The solution to the OP is to perform similar operations as what you see in both posts above but ensure you're using the text/plain export MIMEtype. For other import/export formats to/from Drive, see this related question SO answer as well as the downloading files from Drive docs page. Here's some pseudocode that searches for Google Docs documents called "Hello World" in my Drive folder and displays the contents of the first matching file found on-screen (assuming DRIVE is your API service endpoint):
from __future__ import print_function
NAME = 'Hello World'
MIME = 'text/plain'
# using Drive API v3; if using v2, change 'pageSize' to 'maxResults',
# 'name=' to 'title=', and ".get('files')" to ".get('items')"
res = DRIVE.files().list(q="name='%s'" % NAME, pageSize=1).execute().get('files')
if res:
fileID = res[0]['id'] # 1st matching "Hello World" name
res = DRIVE.files().export(fileId=fileID, mimeType=MIME).execute()
if res:
print(res.decode('utf-8')) # decode bytes for Py3; NOP for Py2
If you need more than this, see these videos on how to setup using Google APIs, OAuth2 authorization, and creating a Drive service endpoint to list your Drive files, plus a corresponding blog post for all three.
To learn more about how to use Google APIs with Python in general, check out my blog as well as a variety of Google developer videos (series 1 and series 2) I'm producing.
A DocumentQuery doesn't return you all the documents with their contents—that would take forever. It just returns a list of documents, with metadata about each. (Actually, IIRC you can get a preview page this way, so if your document is only one page that might be enough…)

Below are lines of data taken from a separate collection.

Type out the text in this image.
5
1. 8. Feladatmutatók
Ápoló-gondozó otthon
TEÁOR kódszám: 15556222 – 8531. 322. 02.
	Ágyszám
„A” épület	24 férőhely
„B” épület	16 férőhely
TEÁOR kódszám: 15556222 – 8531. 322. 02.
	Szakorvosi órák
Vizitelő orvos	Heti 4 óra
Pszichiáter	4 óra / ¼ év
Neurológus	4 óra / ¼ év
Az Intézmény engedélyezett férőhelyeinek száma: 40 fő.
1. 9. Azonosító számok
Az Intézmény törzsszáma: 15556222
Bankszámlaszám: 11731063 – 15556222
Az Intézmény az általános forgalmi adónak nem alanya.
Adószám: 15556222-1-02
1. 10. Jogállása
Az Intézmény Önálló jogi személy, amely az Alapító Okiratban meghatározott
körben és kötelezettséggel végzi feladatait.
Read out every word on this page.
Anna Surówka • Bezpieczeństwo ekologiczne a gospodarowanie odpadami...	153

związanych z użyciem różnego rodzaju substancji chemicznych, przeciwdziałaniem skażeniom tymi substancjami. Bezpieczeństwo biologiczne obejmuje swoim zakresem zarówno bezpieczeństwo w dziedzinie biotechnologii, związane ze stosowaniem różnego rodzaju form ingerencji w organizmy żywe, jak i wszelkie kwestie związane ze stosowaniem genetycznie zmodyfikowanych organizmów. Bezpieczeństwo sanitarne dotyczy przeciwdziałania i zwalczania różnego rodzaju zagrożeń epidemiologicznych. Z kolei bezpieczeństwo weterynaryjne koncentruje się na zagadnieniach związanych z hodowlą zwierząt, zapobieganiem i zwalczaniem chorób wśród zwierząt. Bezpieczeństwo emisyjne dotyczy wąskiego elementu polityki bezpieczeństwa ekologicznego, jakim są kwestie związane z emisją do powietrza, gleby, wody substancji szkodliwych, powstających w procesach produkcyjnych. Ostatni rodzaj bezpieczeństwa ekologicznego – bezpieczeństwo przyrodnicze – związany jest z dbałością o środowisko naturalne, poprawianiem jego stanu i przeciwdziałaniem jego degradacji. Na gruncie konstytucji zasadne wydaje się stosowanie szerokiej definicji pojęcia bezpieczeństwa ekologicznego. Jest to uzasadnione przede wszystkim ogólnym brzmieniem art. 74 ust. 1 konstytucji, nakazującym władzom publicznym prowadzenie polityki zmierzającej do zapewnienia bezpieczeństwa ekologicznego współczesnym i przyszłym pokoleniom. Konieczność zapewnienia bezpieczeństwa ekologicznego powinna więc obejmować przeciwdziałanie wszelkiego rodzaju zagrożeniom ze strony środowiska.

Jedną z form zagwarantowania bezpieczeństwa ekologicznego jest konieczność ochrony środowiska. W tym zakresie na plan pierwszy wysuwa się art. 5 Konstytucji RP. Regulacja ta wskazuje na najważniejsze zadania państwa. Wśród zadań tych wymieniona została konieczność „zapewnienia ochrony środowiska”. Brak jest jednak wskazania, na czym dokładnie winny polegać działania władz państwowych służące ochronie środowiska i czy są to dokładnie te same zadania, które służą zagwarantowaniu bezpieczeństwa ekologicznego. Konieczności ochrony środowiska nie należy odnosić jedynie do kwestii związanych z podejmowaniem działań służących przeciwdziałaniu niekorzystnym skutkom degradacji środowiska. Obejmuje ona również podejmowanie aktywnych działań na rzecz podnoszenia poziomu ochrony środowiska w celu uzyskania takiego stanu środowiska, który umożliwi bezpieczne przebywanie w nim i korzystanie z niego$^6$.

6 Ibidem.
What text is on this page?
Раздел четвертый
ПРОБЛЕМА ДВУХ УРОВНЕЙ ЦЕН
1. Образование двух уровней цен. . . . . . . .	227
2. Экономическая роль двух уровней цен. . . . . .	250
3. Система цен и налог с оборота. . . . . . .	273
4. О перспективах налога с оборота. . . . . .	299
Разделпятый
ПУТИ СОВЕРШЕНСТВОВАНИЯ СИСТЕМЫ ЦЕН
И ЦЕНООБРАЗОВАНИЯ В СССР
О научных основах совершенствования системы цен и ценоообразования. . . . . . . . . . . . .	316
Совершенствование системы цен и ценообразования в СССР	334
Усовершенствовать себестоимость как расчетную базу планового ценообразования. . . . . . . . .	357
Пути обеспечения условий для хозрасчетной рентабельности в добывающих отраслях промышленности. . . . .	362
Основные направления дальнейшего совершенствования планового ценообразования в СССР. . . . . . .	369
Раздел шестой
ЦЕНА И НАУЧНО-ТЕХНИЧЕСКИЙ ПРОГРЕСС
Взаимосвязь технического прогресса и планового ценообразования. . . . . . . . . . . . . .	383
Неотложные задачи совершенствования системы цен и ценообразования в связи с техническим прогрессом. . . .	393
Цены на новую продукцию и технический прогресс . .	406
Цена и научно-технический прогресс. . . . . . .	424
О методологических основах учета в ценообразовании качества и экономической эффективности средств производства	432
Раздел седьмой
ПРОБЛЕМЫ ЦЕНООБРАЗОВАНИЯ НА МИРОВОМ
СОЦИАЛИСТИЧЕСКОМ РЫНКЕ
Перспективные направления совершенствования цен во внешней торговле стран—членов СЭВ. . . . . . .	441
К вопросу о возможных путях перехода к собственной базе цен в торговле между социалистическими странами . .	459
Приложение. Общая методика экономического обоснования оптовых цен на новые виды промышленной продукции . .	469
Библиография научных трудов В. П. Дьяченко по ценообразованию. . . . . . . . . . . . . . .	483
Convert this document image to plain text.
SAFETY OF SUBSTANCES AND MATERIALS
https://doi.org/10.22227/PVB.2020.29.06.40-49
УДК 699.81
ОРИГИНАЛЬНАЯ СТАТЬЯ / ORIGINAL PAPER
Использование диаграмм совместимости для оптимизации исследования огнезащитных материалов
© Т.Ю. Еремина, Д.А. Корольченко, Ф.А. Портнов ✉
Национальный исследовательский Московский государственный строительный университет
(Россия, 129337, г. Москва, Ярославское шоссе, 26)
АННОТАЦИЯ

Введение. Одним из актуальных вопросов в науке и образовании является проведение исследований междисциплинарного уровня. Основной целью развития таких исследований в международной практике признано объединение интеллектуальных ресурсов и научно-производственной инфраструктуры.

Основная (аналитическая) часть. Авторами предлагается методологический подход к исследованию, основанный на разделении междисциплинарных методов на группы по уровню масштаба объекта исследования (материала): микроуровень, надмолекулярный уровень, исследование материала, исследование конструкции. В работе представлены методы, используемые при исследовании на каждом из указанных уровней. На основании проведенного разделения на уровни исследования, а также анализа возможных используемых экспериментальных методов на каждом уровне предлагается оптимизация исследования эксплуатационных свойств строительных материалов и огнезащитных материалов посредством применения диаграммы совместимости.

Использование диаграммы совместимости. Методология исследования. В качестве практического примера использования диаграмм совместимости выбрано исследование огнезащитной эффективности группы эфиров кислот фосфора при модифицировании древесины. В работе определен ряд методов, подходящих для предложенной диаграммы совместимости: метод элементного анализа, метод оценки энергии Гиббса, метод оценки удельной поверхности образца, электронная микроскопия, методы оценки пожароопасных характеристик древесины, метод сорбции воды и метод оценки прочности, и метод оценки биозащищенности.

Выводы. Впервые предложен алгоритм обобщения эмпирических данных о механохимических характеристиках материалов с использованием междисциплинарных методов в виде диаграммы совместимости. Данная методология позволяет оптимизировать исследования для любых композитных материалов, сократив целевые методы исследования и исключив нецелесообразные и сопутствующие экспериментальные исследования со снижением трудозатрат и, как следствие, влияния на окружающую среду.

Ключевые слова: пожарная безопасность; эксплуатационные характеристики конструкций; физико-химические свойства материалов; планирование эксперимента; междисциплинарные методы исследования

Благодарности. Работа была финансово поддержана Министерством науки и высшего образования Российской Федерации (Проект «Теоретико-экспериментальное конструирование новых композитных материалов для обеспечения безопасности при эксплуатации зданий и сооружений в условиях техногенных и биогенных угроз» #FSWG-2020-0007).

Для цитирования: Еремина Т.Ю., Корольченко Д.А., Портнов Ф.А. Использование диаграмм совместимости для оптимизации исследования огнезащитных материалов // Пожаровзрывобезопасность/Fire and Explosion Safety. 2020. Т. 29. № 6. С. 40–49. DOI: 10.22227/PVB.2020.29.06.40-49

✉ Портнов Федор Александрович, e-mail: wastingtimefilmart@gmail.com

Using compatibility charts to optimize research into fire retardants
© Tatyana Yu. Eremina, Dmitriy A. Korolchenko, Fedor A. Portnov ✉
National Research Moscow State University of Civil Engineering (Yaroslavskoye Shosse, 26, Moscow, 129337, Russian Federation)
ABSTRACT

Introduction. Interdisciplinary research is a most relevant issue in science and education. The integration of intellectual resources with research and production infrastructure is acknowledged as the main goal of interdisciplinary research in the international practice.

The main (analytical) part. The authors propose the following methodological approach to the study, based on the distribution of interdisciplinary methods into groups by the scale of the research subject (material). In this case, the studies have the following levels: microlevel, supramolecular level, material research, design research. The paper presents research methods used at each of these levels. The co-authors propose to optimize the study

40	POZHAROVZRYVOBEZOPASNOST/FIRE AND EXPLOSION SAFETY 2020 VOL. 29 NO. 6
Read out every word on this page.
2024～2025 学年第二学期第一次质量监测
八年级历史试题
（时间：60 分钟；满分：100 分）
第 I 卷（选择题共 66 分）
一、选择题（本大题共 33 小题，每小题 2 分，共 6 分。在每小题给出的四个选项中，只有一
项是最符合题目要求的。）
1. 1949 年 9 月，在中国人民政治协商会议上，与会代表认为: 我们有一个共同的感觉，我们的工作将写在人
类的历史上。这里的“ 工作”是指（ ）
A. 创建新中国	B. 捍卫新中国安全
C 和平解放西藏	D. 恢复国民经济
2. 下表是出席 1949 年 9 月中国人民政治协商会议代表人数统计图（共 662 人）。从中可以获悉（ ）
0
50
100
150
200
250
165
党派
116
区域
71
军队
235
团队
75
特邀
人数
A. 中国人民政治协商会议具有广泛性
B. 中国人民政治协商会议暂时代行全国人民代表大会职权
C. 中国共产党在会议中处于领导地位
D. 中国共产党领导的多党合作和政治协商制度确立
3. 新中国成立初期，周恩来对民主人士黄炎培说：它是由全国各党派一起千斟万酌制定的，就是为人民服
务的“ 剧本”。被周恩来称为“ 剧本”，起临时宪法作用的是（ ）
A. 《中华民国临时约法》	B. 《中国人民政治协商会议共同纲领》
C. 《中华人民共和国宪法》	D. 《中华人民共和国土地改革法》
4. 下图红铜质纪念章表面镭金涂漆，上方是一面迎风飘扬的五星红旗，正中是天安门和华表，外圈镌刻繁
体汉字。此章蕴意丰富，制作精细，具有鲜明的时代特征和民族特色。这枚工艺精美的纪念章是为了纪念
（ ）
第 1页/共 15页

You then need to download the content in a separate request. The content element has a type (the MIME type) and a src (the URL to the actual data). You can just download that src, and parse it. However, you can override the default type by adding an exportFormat parameter, so you don't need to do any parsing.
See the section Downloading documents and files in the docs, which has an example showing how to download a document and specify a format. (It's in .NET rather than Python, and it uses HTML rather than plain text, but you should be able to figure it out.)